Both Monmouth/NJ Press Media and Quinnipiac reported net 11 point drops since February and FDU/Public Mind showed an 8 point drop in the governor’s net job rating since early April and a 17 point drop since January. [Note: “net” rating is calculated as the percent who approve minus the percent who disapprove.]
One common theme in these poll results is that the governor is experiencing a gender gap. Specifically, a majority of men tend to approve of the job he is doing while a majority of women disapprove. This finding is true in all three polls. This is considered especially newsworthy because the issue of funding for family planning services (which the governor vetoed last year) is again on the state’s policy agenda. Observers wonder whether that issue has, or will, hurt the governor given the divergence in public opinion by gender.
I tend to be cautious when reading anything more than partisanship into most gender gap results. We live in a highly charged partisan world. Except for rare occasions, Democratic-leaning voters love Democratic officeholders and hate Republican ones, while GOP voters feel just the opposite.
Women are more likely to think of themselves as Democrats rather than Republicans on political issues. In most polls that I’ve reviewed, both state and national, about 60 to 65 percent of self-identifying Democrats are women while just under half of Republicans and independents are women.
Given this skew, the gender gap in a politician’s rating is often masking general partisan preferences. There will always be some sort of gender gap as a baseline for any partisan politician. Indeed, recent polls are not the first time New Jersey's governor has experienced a gender gap in his own ratings. The issue for Chris Christie is whether this gender gap is moving and in what direction.
Examining the last five Monmouth University/NJ Press Media Polls, going back to April 2010, we found the governor started off his administration with a fairly wide gender gap. He had a net +16 job rating from men but a -22 rating from women. This poll was taken shortly after he unveiled his initial budget.
This gap started to narrow throughout the ensuing year. Christie’s net rating among men remained fairly stable at first before dipping earlier this year, going from +16 in July 2010 and +18 in September 2010 to +10 in February 2011. On the other hand, his standing among women steadily improved to -14 in July, -3 in September, and +1 in February.
All that changed with our May poll. While the governor’s net rating among men decreased just slightly to +8, it dropped considerably among women to -12. That indicates a growth in the governor’s gender gap not only among Democratic women, but among independent women as well – a key swing bloc in New Jersey’s electorate.
So how does the family planning issue figure into all this? It’s difficult to say definitively, but the current state of public opinion suggests that other issues are on the minds of Garden State women than social issues per se.

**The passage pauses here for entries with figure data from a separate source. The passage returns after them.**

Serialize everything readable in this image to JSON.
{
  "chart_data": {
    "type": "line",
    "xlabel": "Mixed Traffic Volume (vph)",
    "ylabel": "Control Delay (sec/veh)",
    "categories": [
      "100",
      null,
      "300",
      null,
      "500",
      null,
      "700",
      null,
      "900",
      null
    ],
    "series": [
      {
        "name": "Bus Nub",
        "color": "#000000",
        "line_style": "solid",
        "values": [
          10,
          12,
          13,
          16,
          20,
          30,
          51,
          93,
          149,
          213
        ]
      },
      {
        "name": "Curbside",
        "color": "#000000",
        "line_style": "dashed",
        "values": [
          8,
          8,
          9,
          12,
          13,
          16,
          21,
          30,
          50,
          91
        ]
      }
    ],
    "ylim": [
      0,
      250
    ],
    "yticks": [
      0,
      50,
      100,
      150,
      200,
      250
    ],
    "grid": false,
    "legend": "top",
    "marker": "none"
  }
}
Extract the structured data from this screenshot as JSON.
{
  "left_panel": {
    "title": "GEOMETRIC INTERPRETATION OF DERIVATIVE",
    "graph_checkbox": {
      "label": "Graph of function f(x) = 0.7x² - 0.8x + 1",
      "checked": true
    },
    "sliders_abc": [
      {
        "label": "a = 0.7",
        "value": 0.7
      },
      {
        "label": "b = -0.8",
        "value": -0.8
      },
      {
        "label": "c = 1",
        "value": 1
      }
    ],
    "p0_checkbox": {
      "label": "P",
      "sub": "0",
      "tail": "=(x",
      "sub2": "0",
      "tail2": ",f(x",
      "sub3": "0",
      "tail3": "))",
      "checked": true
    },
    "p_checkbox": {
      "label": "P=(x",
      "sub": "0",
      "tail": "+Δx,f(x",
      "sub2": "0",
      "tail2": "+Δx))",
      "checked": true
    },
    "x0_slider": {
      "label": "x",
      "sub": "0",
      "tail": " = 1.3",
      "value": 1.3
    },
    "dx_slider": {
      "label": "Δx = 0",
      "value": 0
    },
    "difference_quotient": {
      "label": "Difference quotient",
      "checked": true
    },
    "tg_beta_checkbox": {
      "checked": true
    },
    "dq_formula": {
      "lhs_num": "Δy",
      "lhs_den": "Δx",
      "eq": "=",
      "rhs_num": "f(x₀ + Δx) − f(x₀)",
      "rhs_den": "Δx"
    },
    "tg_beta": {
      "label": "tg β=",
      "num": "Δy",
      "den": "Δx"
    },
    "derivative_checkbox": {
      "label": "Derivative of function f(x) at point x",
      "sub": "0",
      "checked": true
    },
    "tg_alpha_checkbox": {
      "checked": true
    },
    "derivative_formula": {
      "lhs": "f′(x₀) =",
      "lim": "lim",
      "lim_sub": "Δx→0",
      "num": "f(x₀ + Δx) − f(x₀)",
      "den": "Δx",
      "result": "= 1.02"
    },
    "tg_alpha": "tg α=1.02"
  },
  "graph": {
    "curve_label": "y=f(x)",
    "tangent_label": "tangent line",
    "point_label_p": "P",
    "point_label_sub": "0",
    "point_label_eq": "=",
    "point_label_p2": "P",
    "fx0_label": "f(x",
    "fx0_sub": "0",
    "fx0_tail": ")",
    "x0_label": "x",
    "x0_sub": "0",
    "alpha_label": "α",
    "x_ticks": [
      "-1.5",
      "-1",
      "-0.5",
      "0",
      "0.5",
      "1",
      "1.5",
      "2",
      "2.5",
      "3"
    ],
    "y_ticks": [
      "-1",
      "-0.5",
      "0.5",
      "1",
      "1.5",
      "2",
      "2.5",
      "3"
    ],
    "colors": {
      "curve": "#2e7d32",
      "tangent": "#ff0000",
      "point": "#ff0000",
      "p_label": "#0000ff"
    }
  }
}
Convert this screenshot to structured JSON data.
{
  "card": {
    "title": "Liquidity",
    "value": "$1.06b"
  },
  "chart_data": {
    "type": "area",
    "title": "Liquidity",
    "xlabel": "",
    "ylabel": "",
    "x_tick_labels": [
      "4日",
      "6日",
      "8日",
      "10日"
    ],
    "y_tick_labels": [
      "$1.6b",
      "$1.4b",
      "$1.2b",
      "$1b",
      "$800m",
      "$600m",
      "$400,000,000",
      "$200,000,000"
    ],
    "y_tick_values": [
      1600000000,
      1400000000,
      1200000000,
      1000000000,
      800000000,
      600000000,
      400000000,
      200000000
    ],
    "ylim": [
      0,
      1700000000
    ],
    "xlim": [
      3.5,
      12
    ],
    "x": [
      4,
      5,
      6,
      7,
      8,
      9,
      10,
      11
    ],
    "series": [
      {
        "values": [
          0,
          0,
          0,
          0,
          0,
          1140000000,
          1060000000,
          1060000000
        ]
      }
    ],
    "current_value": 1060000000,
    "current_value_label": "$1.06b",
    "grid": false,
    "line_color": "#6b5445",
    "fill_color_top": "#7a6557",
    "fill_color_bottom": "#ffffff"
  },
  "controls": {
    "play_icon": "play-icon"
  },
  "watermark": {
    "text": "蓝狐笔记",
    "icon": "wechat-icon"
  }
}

First of all, Christie’s gender gap was already closing and continued to close after he vetoed the family planning funds last year and participated in a Right to Life rally on the State House steps earlier this year. So, it’s unlikely that his current drop in public opinion among women has much to do with those specific issues.
Furthermore, hot button social issues tend to be important in gubernatorial elections only for challengers or when there is an open seat. Incumbents get judged by the job they do on state-specific issues. As such, I think the most likely cause of Christie’s widening gender gap are pocketbook issues related to education and social services.
Back in February 2011, in the first weeks of the governor’s term, we asked New Jerseyans how upset they would be with Christie if a number of things happened or did not happen on his watch. For items such as “property taxes remain high” and “the amount of political corruption has not changed,” there was no gender gap. Nearly identical numbers of men and women said they would be very upset if Christie did not address these issues.
For two items, though, we did find clear gender gaps. More women (61%) than men (45%) said they would be very upset with the governor if “programs that help the poor are cut.” And we found an even bigger gender gap on education. Significantly more women (71%) than men (51%) said they would be very upset with the governor if “funding for schools is cut.”
Interestingly, that’s exactly what Governor Christie did in his initial budget. And the predicted public reaction to those large cuts in education and social services was reflected in the large gender gap in his job approval right after that budget was announced. However, women started to warm to the governor as he settled into office. That is, until his second budget was unveiled earlier this year.
While the new budget does not exact more cuts on schools, it does not restore the funding slashed last year. And to make matters worse, the pain of the cuts has not been offset by promised property tax relief.
So, while a veto of family planning funds may have some leverage for Democrats among women voters, it’s not necessarily because it is a “female issue.” It is simply part of an overall perception among Garden State women that education and programs for the needy have been cut too much with little to show in the way of benefits to the state as a whole.
It’s a perception that Governor Christie will have to work to change as he looks toward reelection in 2013.